Dakotah Webb: I have learned that it’s really easy to make your passion feel stressful and get overwhelmed by everything when you start trying to make it a full time thing. It’s easy to let the worries and fears get in the way of the joy of playing and writing music. You have to learn to let go of things and remember why you do it in the first place, which is for the love of playing. Musically I’ve learned that I’ll never stop learning or trying to improve my playing style, there is no limit.

Dustin Carter: Personally, I’ve learned that music is what I’m good at, it just happens naturally as I’m always writing songs. It’s my comfort zone, where I actually feel like myself, unlike anywhere else in life. As far as musically, I’ve learned more from my failures than anything. As you go, you learn what not to do and figure out how to do things more smoothly.

Travis Siebecke: Ive learned how versatile my playing can be with the right group of guys, I didn’t realize that before I started playing with these guys. And like Dustin said, I realized how this is really what I’m supposed to do. Before this band, I had a lot of doubts about my music but it’s really lifted my confidence.

Nicholi Ohbronovich: Kinda like how everyone else was saying, I’ve learned that this is what I want to do for my life, I found my meaning and passion. Musically, I’m just constantly trying to get better and there is no cap to my playing.

Jeff Martinez: I’ve learned how to remain humble because everything can go away just as fast as it comes. That and you have to walk with confidence even if you can’t see the road that far ahead.

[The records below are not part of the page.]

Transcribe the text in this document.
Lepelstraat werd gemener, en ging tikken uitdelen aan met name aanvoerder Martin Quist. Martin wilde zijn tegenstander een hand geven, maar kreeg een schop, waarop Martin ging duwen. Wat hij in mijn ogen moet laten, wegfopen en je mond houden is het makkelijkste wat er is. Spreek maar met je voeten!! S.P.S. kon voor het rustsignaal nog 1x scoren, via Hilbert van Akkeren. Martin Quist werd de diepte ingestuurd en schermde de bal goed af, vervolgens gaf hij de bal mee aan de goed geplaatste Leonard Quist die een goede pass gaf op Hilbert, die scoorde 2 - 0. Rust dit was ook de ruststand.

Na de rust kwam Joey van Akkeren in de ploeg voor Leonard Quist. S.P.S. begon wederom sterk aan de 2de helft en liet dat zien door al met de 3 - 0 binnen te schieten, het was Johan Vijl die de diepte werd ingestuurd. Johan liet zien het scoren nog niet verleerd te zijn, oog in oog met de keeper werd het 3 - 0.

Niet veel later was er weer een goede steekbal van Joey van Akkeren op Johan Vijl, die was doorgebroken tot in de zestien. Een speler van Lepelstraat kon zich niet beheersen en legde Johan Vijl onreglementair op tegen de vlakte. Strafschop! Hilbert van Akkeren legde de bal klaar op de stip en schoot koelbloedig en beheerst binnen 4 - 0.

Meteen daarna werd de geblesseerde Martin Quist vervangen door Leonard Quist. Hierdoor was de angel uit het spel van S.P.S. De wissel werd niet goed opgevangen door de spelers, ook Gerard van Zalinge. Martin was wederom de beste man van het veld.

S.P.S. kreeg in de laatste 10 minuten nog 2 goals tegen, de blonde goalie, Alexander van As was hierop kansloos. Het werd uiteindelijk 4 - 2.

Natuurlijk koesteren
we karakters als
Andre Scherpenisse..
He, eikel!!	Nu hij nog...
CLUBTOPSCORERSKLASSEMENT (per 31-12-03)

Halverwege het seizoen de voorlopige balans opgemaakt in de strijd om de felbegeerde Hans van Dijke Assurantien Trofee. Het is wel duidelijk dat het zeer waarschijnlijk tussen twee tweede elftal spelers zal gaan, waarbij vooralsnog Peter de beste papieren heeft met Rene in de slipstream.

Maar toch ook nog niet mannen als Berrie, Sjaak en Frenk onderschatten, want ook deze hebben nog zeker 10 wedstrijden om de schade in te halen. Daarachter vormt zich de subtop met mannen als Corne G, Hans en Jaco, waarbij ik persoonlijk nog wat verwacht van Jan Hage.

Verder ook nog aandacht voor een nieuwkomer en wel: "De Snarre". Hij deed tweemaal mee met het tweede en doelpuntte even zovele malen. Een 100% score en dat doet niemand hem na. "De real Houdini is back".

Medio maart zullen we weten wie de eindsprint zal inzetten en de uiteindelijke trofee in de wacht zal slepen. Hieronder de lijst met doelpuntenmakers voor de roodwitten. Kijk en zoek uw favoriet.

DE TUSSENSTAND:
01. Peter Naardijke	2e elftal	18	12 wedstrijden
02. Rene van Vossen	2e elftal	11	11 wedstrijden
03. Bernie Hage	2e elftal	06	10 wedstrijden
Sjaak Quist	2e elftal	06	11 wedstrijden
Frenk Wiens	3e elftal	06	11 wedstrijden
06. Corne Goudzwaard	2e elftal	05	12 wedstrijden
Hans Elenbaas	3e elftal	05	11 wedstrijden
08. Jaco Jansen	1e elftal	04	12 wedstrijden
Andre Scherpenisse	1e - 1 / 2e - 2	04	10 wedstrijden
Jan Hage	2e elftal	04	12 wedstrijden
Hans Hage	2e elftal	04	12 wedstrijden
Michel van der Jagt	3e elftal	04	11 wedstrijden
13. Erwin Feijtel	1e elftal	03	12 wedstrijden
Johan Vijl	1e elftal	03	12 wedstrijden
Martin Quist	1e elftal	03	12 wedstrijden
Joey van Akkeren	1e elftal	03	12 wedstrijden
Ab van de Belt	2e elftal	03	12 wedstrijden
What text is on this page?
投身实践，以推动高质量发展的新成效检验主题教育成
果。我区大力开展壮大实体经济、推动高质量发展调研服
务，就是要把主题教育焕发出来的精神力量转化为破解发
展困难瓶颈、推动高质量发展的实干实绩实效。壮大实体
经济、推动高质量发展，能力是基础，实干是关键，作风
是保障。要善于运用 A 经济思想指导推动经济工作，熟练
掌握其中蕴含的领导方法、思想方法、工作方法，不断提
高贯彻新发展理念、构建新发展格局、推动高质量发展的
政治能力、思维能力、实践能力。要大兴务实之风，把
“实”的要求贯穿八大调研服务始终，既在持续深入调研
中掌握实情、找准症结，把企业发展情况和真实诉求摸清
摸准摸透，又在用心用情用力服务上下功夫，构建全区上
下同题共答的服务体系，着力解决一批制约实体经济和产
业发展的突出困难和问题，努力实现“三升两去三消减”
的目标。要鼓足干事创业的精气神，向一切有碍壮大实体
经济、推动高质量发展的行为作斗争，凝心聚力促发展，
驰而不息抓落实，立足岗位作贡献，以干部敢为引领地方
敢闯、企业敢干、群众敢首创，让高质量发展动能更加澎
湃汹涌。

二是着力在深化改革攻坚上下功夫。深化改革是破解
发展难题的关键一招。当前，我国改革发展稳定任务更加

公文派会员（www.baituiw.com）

MM: What’s coming up next for the band, what can we expect?  Have tour dates and next releases been announced yet? And we would love to speak with you again soon.

Dakotah Webb: We just released our new song and music video “You Can’t Save Everyone” last Friday. Next month, we head to Texas to finish recording our debut album with Sean, and hope to have that out by the beginning of 2022, with a few more singles and music videos released along the way. Right now, we are in the midst of planning a bunch of West Coast dates for the fall, and we are also planning a coast-coast tour for next year after we release the album. Thanks, guys, we’d love to chat again too, just hit us up!